Que deviendront les zombies si l’Etat débranche la perfusion ?

Face à la crise, le «quoi qu’il en coûte» a durablement dégradé les finances publiques pour protéger entreprises et emploi. Mais cet argent s’est-il déversé dans des puits sans fond pour retarder un déluge de faillites à un an de la présidentielle ?

«L’objectif maintenant c’est d’éviter que des entreprises zombies soit créées au moment de la sortie de crise», déclarait le 2 février, lors d’une audition au Sénat, le ministre de l’Economie et des Finances Bruno Le Maire.

Il était interrogé sur les mécanismes d’aide d’urgence pour les entreprises en difficulté et sur le risque de défaillances à venir, une fois l’arrêt du soutien financier de l’Etat. Une occasion pour le ministre de relever un phénomène paradoxal : un nombre exceptionnellement bas de faillites (35 000) en 2020, pendant une année où la France a connu une chute de son produit intérieur brut de 8,3%, contre 50 000 en 2019, alors que l’économie croissait encore de 1,5%.

Le fait est que les tribunaux de commerce ont été fermés pendant la première période de confinement, gelant les procédures de liquidation pendant que les Urssaf cessaient d’assigner en justice les mauvais payeurs. Mais surtout, avec 118 milliards d’euros de prêts garantis par l’Etat (PGE), 18,7 milliards de reports de charges sociales, 19,8 milliards de financement de l’activité partielle et 6,4 milliards d’aide via le Fonds de solidarité (chiffres arrêtés à fin janvier), l’Etat a largement porté à bout de bras un grand nombre d’entreprises.

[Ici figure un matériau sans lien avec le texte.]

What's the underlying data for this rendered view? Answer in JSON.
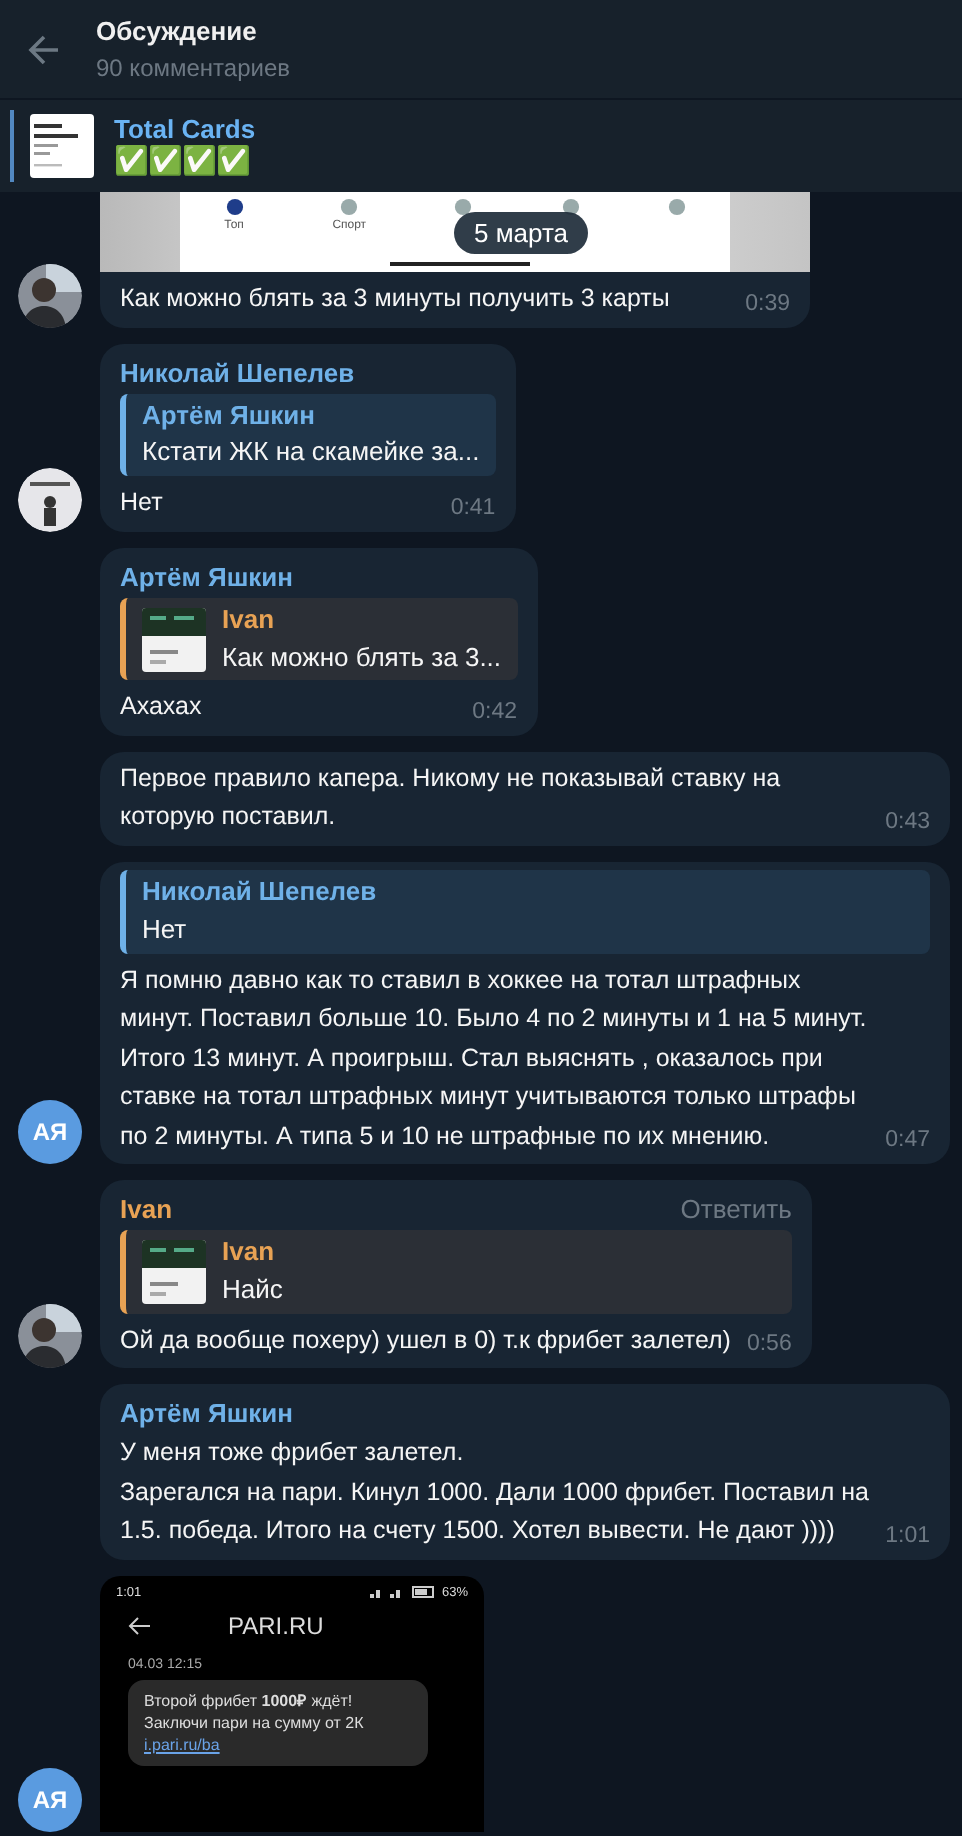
{
  "header": {
    "title": "Обсуждение",
    "subtitle": "90 комментариев"
  },
  "pinned": {
    "title": "Total Cards",
    "text": "✅✅✅✅"
  },
  "date_pill": "5 марта",
  "messages": [
    {
      "image": {
        "kind": "tabbar",
        "tabs": [
          {
            "label": "Топ",
            "selected": true
          },
          {
            "label": "Спорт",
            "selected": false
          },
          {
            "selected": false
          },
          {
            "selected": false
          },
          {
            "selected": false
          }
        ]
      },
      "text": "Как можно блять за 3 минуты получить 3 карты",
      "time": "0:39"
    },
    {
      "avatar": {
        "kind": "photo2"
      },
      "author": {
        "name": "Николай Шепелев",
        "color": "#6fb1e8"
      },
      "reply": {
        "author": {
          "name": "Артём Яшкин",
          "color": "#6fb1e8"
        },
        "text": "Кстати ЖК на скамейке за...",
        "thumb": false
      },
      "text": "Нет",
      "time": "0:41"
    },
    {
      "author": {
        "name": "Артём Яшкин",
        "color": "#6fb1e8"
      },
      "reply": {
        "author": {
          "name": "Ivan",
          "color": "#e8a254"
        },
        "text": "Как можно блять за 3...",
        "thumb": true
      },
      "text": "Ахахах",
      "time": "0:42"
    },
    {
      "text": "Первое правило капера. Никому не показывай ставку на которую поставил.",
      "time": "0:43"
    },
    {
      "avatar": {
        "kind": "initials",
        "initials": "АЯ",
        "color": "#5a9be0"
      },
      "reply": {
        "author": {
          "name": "Николай Шепелев",
          "color": "#6fb1e8"
        },
        "text": "Нет",
        "thumb": false
      },
      "text": "Я помню давно как то ставил в хоккее на тотал штрафных минут. Поставил больше 10. Было 4 по 2 минуты и 1 на 5 минут. Итого 13 минут. А проигрыш. Стал выяснять , оказалось при ставке на тотал штрафных минут учитываются только штрафы по 2 минуты. А типа 5 и 10 не штрафные по их мнению.",
      "time": "0:47"
    },
    {
      "author": {
        "name": "Ivan",
        "color": "#e8a254"
      },
      "reply_action": "Ответить",
      "reply": {
        "author": {
          "name": "Ivan",
          "color": "#e8a254"
        },
        "text": "Найс",
        "thumb": true
      },
      "text": "Ой да вообще похеру) ушел в 0) т.к фрибет залетел)",
      "time": "0:56"
    },
    {
      "author": {
        "name": "Артём Яшкин",
        "color": "#6fb1e8"
      },
      "text": "У меня тоже фрибет залетел.\nЗарегался на пари. Кинул 1000. Дали 1000 фрибет. Поставил на 1.5. победа. Итого на счету 1500. Хотел вывести. Не дают ))))",
      "time": "1:01"
    },
    {
      "avatar": {
        "kind": "initials",
        "initials": "АЯ",
        "color": "#5a9be0"
      },
      "image": {
        "kind": "phone",
        "clock": "1:01",
        "battery": "63%",
        "app_title": "PARI.RU",
        "sms_date": "04.03 12:15",
        "sms_text": "Второй фрибет **1000₽** ждёт! Заключи пари на сумму от 2К",
        "sms_link": "i.pari.ru/ba"
      }
    }
  ]
}
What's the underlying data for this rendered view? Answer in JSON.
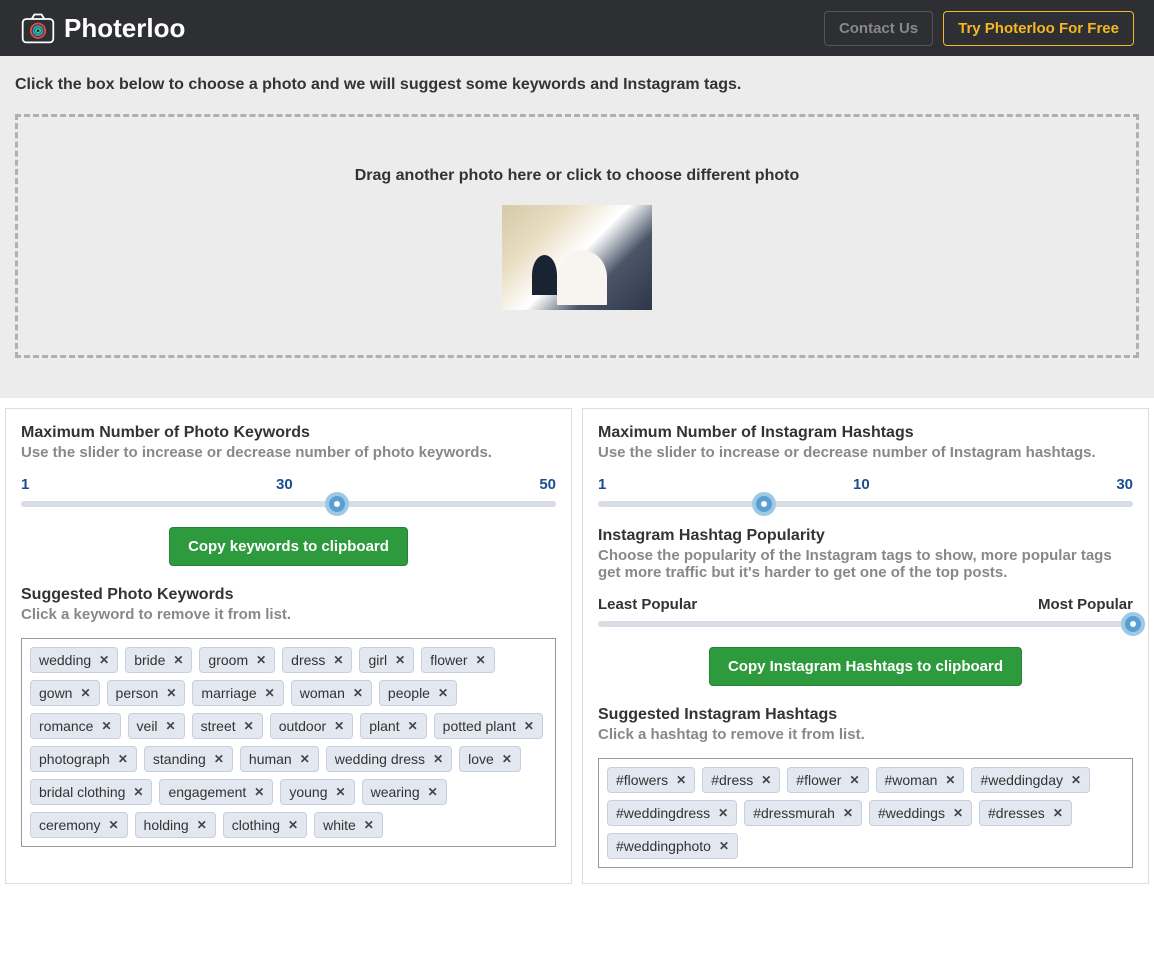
{
  "header": {
    "brand": "Photerloo",
    "contact": "Contact Us",
    "try": "Try Photerloo For Free"
  },
  "upload": {
    "instructions": "Click the box below to choose a photo and we will suggest some keywords and Instagram tags.",
    "drop_text": "Drag another photo here or click to choose different photo"
  },
  "keywords": {
    "title": "Maximum Number of Photo Keywords",
    "sub": "Use the slider to increase or decrease number of photo keywords.",
    "min": "1",
    "val": "30",
    "max": "50",
    "copy": "Copy keywords to clipboard",
    "suggested_title": "Suggested Photo Keywords",
    "suggested_sub": "Click a keyword to remove it from list.",
    "tags": [
      "wedding",
      "bride",
      "groom",
      "dress",
      "girl",
      "flower",
      "gown",
      "person",
      "marriage",
      "woman",
      "people",
      "romance",
      "veil",
      "street",
      "outdoor",
      "plant",
      "potted plant",
      "photograph",
      "standing",
      "human",
      "wedding dress",
      "love",
      "bridal clothing",
      "engagement",
      "young",
      "wearing",
      "ceremony",
      "holding",
      "clothing",
      "white"
    ]
  },
  "hashtags": {
    "title": "Maximum Number of Instagram Hashtags",
    "sub": "Use the slider to increase or decrease number of Instagram hashtags.",
    "min": "1",
    "val": "10",
    "max": "30",
    "pop_title": "Instagram Hashtag Popularity",
    "pop_sub": "Choose the popularity of the Instagram tags to show, more popular tags get more traffic but it's harder to get one of the top posts.",
    "pop_min": "Least Popular",
    "pop_max": "Most Popular",
    "copy": "Copy Instagram Hashtags to clipboard",
    "suggested_title": "Suggested Instagram Hashtags",
    "suggested_sub": "Click a hashtag to remove it from list.",
    "tags": [
      "#flowers",
      "#dress",
      "#flower",
      "#woman",
      "#weddingday",
      "#weddingdress",
      "#dressmurah",
      "#weddings",
      "#dresses",
      "#weddingphoto"
    ]
  }
}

«Bulle de faillites à retardement»

Aussi, on peut légitimement se demander si le gouvernement n’a pas pioché dans les poches du contribuable, en alourdissant le fardeau de la dette, pour soutenir à fonds perdus des entreprises de toute façon condamnées à la faillite ? C’est du moins l’analyse faite depuis des mois par plusieurs économistes comme David Cayla, membre des Economistes atterrés, qui écrivait dès septembre : «Le PGE est en train de créer une énorme bulle de faillites à retardement. Car dès que ce dispositif sera arrêté, toutes les entreprises zombies vont soudainement se retrouver en cessation de paiement.»

Une préoccupation bien comprise par Benoît Cœuré, le président du Comité de suivi de la mise en œuvre et de l’évaluation des mesures de soutien financier aux entreprises, auditionné quelques jours avant le ministre de l’Economie par une commission de l’Assemblée nationale.

Des dispositifs d’aides aux zombies ?

Avant même d’avoir à répondre aux questions des représentants des groupes parlementaires, il déclarait dans sa présentation : «Est-ce que ces dispositifs ont aidé les entreprises fondamentalement peu profitables à rester à flot alors que dans un environnement de marché normal, ces entreprises auraient dû disparaître? Sans doute en partie, mais […] les aides n’ont pas profité de manière démesurée à de mauvaises entreprises et n’ont pas été captées par ces entreprises zombies.»

Toutefois, après avoir expliqué que l’Etat avait aidé «presque toutes les entreprises» et leur avait permis de se maintenir à flot, Benoît Cœuré soulignait que cela ne traitait «aucun des problèmes structurels auxquels les entreprises font face», et masquait «dans beaucoup de cas une accumulation de passifs». Puis il a reconnu qu’il n’avait «pas aujourd’hui d’idée claire de la situation des entreprises françaises.»

Le terme d’«entreprise zombie» est apparu dans les années 1990 au Japon, pour désigner des entreprises incapables de rembourser leurs dettes, mais qui continuaient d’être financées par des banques, elles-mêmes en difficulté, mais qui voulaient éviter d’inscrire des provisions pour créances douteuses à leur bilan. Ce phénomène s’est accru depuis la crise financière de 2008 dans la plupart des économies développées. Selon la Banque des règlements internationaux (BRI), qui regroupe les principales banques centrales, près d’une entreprise sur six cotées en bourse dans les pays riches pouvait être classée comme zombie à l’approche de la pandémie, contre environ une sur vingt dans les années 1980.